No primeiro balanço oficial divulgado pela Coordenadoria de Fiscalização da Propaganda do Tribunal Regional Eleitoral de Mato Grosso do Sul (TRE-MS), os cartórios eleitorais registraram o recebimento de dezesseis denúncias formais de irregularidades durante os sete primeiros dias de campanha eleitoral autorizada no estado. A maioria absoluta das notificações foi encaminhada pela própria população por meio do aplicativo Pardal, ferramenta oficial desenvolvida pelo Tribunal Superior Eleitoral (TSE) para agilizar o controle social e coibir práticas abusivas de poluição visual e propaganda vedada nas vias públicas.

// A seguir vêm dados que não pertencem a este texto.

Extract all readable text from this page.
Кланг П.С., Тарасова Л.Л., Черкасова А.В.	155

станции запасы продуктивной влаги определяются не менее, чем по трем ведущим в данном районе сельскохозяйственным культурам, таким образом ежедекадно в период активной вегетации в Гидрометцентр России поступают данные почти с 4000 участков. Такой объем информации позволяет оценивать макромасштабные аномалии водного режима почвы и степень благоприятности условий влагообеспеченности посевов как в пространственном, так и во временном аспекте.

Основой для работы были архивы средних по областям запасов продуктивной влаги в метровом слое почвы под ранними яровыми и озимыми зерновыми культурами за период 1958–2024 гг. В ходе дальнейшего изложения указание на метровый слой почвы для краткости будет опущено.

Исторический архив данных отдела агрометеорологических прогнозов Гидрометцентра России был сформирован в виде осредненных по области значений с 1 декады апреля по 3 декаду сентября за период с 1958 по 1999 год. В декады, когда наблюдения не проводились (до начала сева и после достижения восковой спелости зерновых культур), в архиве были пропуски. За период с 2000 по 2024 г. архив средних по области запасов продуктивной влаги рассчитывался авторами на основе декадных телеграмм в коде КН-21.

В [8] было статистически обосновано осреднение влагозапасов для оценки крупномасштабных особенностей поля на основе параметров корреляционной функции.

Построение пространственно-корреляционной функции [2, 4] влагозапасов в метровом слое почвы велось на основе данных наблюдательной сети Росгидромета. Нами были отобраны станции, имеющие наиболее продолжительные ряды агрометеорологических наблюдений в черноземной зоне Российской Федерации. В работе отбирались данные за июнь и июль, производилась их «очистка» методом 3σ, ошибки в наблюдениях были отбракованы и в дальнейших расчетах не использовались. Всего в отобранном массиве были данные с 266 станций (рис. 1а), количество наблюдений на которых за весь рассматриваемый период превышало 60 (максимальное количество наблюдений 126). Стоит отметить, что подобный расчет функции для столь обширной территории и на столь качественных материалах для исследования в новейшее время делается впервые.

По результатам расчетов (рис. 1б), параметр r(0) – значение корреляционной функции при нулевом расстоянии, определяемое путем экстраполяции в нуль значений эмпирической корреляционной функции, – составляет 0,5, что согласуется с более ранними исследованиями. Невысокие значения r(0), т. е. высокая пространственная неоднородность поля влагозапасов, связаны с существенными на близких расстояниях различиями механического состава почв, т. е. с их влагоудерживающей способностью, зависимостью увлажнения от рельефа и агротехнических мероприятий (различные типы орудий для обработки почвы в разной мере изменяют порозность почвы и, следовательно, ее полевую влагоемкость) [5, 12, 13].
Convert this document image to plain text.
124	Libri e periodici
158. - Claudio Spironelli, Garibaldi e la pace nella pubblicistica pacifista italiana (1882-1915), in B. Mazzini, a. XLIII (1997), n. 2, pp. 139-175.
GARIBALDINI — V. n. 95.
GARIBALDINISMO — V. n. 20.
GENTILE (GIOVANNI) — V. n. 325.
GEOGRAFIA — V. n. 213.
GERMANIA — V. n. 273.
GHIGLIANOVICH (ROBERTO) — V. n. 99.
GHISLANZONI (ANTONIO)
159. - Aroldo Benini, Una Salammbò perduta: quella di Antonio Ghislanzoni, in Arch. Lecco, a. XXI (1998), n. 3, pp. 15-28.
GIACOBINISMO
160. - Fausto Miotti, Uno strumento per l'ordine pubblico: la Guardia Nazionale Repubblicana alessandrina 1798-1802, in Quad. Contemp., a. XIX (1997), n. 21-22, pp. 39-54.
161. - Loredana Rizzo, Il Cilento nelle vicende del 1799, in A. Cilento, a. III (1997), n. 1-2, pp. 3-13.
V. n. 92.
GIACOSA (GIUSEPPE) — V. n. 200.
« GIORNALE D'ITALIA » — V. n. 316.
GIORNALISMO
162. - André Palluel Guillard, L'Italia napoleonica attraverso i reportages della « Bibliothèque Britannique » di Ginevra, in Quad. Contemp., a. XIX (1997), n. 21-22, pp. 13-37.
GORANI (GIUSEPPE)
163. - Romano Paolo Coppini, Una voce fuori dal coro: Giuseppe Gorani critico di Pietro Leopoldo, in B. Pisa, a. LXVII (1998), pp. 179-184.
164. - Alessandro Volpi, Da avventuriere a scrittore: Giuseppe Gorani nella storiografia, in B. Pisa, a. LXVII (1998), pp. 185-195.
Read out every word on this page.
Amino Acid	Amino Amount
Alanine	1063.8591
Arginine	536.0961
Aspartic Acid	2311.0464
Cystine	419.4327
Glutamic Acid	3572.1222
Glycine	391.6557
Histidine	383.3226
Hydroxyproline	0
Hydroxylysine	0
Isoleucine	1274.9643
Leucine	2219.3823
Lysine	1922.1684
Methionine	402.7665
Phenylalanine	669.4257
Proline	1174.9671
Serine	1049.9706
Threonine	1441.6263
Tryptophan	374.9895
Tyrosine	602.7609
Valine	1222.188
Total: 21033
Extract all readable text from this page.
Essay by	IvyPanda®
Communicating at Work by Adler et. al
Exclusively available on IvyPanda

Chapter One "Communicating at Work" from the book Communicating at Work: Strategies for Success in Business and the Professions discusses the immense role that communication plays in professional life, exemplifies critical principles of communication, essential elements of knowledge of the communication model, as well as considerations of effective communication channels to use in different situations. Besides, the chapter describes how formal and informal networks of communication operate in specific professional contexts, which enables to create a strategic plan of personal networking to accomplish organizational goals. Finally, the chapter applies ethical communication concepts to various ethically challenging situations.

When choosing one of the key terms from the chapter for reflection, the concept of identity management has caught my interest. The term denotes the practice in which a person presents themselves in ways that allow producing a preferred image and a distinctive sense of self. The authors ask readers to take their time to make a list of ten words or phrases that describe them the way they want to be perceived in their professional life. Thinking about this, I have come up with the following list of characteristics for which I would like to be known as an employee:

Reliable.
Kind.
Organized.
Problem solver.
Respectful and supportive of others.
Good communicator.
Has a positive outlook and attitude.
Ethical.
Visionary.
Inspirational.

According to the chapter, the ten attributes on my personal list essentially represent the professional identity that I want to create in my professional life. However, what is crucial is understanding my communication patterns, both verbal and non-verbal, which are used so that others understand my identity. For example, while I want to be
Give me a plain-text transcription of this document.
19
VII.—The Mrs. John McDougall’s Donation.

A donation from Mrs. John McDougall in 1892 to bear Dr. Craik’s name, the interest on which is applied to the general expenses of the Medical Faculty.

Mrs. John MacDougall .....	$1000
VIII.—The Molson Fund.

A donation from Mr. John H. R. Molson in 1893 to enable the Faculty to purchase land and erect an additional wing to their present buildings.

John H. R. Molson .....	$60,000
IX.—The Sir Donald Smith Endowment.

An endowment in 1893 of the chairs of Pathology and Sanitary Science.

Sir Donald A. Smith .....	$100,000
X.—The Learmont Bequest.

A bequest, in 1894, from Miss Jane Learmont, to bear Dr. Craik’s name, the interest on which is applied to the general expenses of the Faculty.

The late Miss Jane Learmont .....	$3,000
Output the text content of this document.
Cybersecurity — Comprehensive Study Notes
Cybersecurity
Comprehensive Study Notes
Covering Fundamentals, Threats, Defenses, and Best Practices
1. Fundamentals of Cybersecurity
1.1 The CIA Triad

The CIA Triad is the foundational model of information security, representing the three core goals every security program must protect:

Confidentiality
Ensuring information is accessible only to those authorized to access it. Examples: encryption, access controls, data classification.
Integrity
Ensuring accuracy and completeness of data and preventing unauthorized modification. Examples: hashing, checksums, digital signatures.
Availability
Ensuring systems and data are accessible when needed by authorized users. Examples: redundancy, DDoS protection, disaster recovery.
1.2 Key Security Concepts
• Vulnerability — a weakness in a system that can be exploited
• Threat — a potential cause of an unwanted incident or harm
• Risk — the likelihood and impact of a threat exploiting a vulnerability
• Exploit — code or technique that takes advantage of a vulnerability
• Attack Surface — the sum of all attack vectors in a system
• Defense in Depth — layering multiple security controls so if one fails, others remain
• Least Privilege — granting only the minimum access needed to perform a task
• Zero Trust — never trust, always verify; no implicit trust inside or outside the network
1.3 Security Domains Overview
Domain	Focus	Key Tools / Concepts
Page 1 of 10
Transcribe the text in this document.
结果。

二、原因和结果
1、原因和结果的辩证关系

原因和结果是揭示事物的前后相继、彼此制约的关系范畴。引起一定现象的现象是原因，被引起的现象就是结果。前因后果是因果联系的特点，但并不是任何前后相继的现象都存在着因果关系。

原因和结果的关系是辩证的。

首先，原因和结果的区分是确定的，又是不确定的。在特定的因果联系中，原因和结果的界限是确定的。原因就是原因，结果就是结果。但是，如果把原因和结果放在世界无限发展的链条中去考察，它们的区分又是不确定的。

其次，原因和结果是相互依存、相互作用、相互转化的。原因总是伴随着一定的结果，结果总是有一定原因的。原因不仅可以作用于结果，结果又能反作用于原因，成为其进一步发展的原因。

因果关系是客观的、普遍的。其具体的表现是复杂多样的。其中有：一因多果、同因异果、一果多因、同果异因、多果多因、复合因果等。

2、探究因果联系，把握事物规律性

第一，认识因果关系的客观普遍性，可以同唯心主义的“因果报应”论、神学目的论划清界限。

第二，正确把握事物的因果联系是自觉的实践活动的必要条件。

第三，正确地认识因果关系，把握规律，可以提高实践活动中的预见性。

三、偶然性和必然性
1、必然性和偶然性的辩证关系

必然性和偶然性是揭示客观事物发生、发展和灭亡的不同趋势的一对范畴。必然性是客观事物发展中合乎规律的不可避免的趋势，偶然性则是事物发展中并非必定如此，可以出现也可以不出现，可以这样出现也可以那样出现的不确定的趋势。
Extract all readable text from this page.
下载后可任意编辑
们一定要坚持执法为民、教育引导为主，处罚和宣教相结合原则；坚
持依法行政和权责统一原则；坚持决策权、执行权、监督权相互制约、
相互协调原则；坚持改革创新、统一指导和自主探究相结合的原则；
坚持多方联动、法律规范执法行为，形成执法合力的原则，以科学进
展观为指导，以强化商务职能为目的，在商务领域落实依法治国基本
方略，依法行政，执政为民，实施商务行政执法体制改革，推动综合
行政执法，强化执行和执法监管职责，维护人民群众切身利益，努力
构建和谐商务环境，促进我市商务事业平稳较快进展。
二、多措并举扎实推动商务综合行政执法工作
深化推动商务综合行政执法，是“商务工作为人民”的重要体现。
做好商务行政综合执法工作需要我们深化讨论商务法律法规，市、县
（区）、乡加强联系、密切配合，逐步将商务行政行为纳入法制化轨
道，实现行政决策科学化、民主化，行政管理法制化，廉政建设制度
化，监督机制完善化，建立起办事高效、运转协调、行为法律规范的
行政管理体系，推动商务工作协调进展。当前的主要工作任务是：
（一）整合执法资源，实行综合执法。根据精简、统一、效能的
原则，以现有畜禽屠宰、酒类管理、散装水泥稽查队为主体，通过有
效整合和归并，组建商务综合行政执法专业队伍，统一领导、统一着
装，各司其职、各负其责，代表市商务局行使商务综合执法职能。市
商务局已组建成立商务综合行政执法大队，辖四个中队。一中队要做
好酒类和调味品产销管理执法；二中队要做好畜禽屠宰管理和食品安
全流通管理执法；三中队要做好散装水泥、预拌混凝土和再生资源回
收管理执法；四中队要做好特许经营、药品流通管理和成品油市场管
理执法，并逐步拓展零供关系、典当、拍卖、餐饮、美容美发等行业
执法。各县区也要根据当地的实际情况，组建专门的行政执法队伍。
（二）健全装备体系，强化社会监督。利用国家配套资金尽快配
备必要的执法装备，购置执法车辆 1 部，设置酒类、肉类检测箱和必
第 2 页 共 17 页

A fiscalização atuou com presteza na Capital e nos principais polos do interior, emitindo notificações com prazos de quarenta e oito horas para que comitês partidários e candidatos removam materiais afixados em locais proibidos pela legislação eleitoral.
O Que Aconteceu
Entre os principais alvos das denúncias apuradas pelos fiscais da Justiça Eleitoral destacam-se a colagem indevida de adesivos e placas em postes de energia elétrica, colocação de cavaletes promocionais em canteiros centrais de avenidas movimentadas de Campo Grande e Dourados que atrapalham a visão de motoristas e pedestres, e a realização de carreatas com som automotivo acima dos decibéis permitidos sem comunicação prévia aos órgãos municipais de trânsito.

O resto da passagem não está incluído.